The canon is defined as the accepted list of books with authority. Contrary to what you read in The Da Vinci Code, the Bible is not a book written by humans, formed by the Emperor Constantine and the Council of Nicea in 325 AD. A committee did not pick the books of the Bible from a vast catalogue or library of sources. The books were added through time as a prophet was recognized as God’s messenger, and his message from God was written down, collected, and used by people. The Bible starts by God speaking through Moses. He wrote the first five books: Genesis, Exodus, Leviticus, Numbers, and Deuteronomy. As these were saved, they were read according to the command in Deuteronomy 31:10-11. “Then Moses commanded them: ‘At the end of every seven years, in the year for canceling debts, during the Feast of Tabernacles, when all Israel comes to appear before the LORD your God at the place he will choose, you shall read this law before them in their hearing.’” The Emperor Constantine didn’t pick the books of the Bible in 325 AD; Moses was writing about 1400 BC, and the Scriptures continued to be added as prophets received messages from God.

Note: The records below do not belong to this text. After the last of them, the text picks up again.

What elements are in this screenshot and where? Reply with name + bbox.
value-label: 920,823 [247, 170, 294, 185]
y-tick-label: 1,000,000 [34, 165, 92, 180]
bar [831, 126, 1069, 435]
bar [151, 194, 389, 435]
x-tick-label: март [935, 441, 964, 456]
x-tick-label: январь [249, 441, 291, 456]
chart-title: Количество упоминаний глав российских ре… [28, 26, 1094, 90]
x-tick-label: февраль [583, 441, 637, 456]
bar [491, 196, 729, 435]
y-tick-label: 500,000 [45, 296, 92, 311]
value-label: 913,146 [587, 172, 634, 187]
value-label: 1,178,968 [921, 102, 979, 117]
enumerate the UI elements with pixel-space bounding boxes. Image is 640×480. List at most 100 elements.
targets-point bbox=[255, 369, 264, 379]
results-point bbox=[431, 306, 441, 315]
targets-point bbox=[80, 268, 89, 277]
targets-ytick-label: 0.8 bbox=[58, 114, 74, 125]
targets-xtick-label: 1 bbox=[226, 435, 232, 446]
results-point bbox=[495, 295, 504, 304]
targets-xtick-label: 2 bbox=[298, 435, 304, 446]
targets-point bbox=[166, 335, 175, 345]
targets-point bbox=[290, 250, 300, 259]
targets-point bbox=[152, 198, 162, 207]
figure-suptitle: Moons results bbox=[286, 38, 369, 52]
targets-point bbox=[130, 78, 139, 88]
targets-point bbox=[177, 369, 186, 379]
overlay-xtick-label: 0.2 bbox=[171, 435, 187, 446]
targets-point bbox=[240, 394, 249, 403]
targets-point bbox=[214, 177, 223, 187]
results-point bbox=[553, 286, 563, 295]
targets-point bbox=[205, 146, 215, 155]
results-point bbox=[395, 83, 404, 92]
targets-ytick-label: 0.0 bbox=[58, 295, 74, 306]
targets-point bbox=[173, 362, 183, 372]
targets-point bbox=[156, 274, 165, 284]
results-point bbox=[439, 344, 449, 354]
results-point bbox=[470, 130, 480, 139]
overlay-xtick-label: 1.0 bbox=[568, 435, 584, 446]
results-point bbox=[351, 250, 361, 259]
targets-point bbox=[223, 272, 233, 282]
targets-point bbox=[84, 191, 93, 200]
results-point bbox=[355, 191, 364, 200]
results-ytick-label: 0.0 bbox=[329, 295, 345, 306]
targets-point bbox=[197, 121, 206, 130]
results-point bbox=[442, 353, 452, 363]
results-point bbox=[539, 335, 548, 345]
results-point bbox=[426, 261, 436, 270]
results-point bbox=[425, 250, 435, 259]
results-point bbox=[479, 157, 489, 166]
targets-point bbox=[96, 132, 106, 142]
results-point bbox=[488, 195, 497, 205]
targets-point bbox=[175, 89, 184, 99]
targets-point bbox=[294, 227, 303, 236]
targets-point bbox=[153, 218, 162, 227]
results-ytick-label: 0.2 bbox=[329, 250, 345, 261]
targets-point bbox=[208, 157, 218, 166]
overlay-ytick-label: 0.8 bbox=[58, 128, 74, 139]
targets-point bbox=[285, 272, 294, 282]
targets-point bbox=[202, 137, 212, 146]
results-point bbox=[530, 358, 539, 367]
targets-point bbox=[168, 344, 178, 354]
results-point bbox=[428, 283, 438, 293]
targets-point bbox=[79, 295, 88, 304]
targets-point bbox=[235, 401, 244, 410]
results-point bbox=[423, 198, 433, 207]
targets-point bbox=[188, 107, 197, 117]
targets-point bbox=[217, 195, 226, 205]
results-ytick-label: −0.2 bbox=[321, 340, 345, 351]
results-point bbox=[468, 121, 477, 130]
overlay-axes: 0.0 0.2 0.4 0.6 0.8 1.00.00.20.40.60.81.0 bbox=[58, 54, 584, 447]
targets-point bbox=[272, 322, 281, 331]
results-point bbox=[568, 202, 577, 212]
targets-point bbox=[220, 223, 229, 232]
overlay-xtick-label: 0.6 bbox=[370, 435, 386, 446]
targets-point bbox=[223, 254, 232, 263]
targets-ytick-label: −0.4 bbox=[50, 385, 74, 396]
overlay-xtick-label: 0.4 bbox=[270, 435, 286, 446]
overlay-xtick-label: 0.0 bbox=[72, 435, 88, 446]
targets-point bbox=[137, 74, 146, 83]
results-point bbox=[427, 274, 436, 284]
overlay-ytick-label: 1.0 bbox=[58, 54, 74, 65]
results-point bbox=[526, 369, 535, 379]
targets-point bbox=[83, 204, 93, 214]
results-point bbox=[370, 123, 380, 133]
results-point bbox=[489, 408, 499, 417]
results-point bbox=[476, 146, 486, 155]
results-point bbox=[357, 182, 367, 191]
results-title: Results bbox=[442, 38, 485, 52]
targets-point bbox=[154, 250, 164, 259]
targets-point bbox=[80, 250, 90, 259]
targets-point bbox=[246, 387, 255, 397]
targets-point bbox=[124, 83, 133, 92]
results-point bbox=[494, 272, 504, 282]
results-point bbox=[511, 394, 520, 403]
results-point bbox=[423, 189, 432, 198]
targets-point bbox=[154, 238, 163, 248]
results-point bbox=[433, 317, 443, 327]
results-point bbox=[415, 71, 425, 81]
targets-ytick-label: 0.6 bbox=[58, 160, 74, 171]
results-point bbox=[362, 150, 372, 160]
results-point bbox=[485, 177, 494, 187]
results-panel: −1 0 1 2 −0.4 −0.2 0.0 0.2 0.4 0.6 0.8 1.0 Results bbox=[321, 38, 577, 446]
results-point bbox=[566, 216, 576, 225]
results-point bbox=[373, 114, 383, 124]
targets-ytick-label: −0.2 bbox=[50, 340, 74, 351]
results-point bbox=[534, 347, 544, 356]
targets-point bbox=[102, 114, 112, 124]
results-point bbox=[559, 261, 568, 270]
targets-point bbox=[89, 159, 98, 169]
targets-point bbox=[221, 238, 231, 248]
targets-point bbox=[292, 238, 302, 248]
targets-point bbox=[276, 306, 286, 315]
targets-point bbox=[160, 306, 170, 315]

Daniel 9:2 gives us another example of this process of the Bible’s “growth”. “In the first year of (Darius’) reign, I, Daniel, understood from the Scriptures, according to the word of the LORD given to Jeremiah the prophet, that the desolation of Jerusalem would last seventy years.” In the book of Daniel, Daniel states that he was reading the book of Jeremiah, since it was a message that God had revealed to Jeremiah. (Specifically, the prophecy was that God’s people would be in captivity in Babylon for seventy years, and then could return to Jerusalem.) Notice that God had spoken a message to Jeremiah; it was written down, collected, and used later by Daniel. Daniel says that this was during Darius’ first year in power in Babylon, which was 537 BC. There’s no way the Council of Nicea in 325 AD picked the books of the Bible—the Bible had grown through time! Or, to quote Josh McDowell, “the church did not create the canon; it did not determine which books would be called Scripture, the inspired Word of God. Instead, the church recognized, or discovered, which books had been inspired from their inception.”

When you read the thirty-nine Old Testament books from Genesis to Malachi, that’s all that God had revealed through the prophets. From the fourth century BC onward, the Jews were convinced that “the voice of God had ceased to speak directly. In other words, the prophetic voices had been stilled. No word from God meant no new Word of God. Without prophets, there can be no scriptural revelation.” Later, in the first century AD, Philo, a Jewish philosopher, and Josephus, a Jewish historian, testified about the Hebrew Scriptures that we know today as the Old Testament.